I pulled out a jar of fancy, shiny stones and a cup with each girls' names on it.  I explained to my daughters that they could earn stones for good behavior.  Each stone would be cashed in later for electronics time.  At first, I was giving stones left and right and each stone was worth two minutes of electronics time.  I made sure to give out a lot of stones at first because I wanted the girls to buy into the system, and I wanted them to see what good behavior looked like.  It worked great!  I was passing out stones for good manners, getting ready quickly for school, etc.  They were totally motivated and were working hard to show good behavior in order to earn a stone.  Plus an added bonus -  when the girls cashed in their stones, they were calculating how much electronic time they earned. (secret math lesson!)  Another perk - I didn't have to be the electronics police anymore.  We went from me telling them when they needed to put the electronics down, to the girls knowing how much time they had bought and taking care of it themselves.  They would set the timer and when the timer went off, they were done.

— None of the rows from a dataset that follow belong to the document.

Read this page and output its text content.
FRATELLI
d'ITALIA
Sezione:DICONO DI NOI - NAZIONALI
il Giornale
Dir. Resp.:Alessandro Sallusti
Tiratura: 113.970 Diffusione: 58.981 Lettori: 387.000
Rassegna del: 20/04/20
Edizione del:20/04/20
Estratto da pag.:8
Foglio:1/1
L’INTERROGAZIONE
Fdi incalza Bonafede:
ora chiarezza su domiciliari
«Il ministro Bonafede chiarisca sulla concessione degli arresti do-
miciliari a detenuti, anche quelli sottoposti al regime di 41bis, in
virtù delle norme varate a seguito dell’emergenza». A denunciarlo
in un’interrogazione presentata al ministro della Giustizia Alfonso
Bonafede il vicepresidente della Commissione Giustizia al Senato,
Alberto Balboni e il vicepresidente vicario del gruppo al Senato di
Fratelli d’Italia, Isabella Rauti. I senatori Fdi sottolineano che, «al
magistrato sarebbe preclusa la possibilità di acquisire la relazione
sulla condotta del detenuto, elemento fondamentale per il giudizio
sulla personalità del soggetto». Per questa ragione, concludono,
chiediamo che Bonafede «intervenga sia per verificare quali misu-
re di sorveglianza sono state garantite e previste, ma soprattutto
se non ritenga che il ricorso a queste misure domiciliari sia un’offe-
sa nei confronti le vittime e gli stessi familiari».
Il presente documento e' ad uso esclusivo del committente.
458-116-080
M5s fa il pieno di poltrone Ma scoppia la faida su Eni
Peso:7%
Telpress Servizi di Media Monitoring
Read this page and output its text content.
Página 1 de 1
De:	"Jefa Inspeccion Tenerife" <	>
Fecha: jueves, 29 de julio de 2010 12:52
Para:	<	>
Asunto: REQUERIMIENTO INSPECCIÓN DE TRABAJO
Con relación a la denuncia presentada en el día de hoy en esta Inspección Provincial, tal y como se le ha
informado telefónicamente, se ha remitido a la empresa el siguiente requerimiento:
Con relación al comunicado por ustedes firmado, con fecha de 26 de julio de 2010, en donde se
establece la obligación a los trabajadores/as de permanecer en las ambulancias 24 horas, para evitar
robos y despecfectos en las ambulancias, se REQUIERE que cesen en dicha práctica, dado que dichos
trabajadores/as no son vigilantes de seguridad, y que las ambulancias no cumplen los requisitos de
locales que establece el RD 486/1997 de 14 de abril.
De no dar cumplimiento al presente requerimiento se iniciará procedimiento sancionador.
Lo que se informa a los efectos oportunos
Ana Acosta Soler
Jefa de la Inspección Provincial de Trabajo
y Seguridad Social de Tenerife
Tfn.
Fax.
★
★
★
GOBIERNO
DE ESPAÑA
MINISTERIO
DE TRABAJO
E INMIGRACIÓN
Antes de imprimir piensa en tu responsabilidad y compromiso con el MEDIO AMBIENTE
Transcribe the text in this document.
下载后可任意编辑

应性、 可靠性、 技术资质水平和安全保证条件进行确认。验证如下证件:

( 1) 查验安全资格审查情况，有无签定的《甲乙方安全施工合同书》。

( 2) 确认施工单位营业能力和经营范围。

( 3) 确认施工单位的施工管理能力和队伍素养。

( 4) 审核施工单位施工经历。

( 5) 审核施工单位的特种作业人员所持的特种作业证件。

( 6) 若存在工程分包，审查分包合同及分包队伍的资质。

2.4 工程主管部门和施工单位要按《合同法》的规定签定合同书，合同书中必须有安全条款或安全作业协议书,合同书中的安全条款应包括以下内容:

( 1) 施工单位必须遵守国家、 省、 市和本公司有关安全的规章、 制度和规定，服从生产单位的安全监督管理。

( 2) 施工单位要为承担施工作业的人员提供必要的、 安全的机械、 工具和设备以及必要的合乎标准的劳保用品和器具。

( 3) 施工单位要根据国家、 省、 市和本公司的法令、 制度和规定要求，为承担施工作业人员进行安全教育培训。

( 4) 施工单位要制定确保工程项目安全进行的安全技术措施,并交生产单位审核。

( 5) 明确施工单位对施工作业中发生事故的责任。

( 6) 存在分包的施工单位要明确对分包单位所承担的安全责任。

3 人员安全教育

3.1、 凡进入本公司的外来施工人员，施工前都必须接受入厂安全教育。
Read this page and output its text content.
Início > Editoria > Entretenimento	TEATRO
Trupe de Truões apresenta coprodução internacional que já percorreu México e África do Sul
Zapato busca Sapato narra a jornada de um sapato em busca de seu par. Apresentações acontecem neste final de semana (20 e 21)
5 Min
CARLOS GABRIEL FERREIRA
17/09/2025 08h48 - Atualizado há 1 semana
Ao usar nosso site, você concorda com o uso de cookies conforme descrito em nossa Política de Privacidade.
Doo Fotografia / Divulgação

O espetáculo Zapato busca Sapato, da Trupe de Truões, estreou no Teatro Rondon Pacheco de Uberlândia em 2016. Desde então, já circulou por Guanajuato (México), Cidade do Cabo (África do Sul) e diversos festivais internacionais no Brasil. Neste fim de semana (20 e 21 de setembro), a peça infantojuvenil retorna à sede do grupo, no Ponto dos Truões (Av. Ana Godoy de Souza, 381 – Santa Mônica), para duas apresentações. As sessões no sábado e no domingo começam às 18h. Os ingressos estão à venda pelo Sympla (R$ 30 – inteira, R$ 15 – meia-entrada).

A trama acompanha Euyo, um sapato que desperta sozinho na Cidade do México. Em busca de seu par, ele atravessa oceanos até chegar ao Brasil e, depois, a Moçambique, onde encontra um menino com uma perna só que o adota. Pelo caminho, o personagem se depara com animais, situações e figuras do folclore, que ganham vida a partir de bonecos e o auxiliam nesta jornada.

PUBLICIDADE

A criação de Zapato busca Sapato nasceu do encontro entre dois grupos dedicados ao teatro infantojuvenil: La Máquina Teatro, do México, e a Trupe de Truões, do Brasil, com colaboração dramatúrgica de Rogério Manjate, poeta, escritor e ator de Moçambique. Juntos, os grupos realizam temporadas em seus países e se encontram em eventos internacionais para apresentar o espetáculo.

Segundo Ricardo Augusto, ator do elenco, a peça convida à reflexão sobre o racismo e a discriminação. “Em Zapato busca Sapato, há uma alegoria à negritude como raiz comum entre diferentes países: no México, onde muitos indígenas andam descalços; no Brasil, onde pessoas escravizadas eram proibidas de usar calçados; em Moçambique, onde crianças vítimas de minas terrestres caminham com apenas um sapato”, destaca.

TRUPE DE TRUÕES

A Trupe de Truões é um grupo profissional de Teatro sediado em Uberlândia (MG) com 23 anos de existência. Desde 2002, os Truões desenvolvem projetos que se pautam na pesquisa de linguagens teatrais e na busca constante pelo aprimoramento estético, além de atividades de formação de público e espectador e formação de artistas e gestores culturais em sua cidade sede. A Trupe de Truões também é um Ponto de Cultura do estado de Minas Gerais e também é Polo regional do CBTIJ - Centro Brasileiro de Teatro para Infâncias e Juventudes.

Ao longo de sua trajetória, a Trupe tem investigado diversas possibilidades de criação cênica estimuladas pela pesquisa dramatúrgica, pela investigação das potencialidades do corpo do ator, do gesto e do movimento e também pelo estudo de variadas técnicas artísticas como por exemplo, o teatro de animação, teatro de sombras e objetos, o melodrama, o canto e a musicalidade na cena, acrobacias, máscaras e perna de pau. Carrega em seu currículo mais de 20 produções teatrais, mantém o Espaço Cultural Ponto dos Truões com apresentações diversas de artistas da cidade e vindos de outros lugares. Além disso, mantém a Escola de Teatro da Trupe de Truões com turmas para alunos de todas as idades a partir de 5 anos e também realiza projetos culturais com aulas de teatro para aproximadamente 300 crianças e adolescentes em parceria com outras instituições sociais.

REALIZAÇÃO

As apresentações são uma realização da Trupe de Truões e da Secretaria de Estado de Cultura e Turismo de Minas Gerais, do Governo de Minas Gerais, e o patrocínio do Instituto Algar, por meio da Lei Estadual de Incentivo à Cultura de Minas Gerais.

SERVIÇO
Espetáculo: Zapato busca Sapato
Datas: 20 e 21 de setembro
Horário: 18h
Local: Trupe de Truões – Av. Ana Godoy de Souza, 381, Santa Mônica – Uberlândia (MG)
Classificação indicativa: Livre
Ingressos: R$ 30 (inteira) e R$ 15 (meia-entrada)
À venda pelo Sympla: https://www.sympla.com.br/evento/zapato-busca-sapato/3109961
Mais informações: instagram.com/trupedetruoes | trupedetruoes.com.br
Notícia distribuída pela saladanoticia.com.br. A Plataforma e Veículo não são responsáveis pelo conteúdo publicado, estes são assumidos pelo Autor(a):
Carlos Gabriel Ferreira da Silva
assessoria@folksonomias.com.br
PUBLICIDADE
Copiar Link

After a few weeks, I knew we were ready to pull back a bit.  I still passed out stones but not as frequently.  As a result, I also made the stones worth more.  Each stone was now worth five minutes of electronics time.  It still worked!  

Several months later it is still working.  There are of course moments when I nag and get angry, but not nearly as much as before.  There's a more positive vibe in the house, and that is awesome.  Also my girls are using way less electronic time.  They are saving their stones to cash in for longer chunks of time (usually about 20-30 minutes), so electronics are used much more sparingly.

Will this method work forever?  I wish!  Realistically though, I know it probably won't.  My kids' needs will change and the system will probably need to change too, but for now, positive behavior is being reinforced, my kids are motivated, and I'm not a grumpy mom (usually).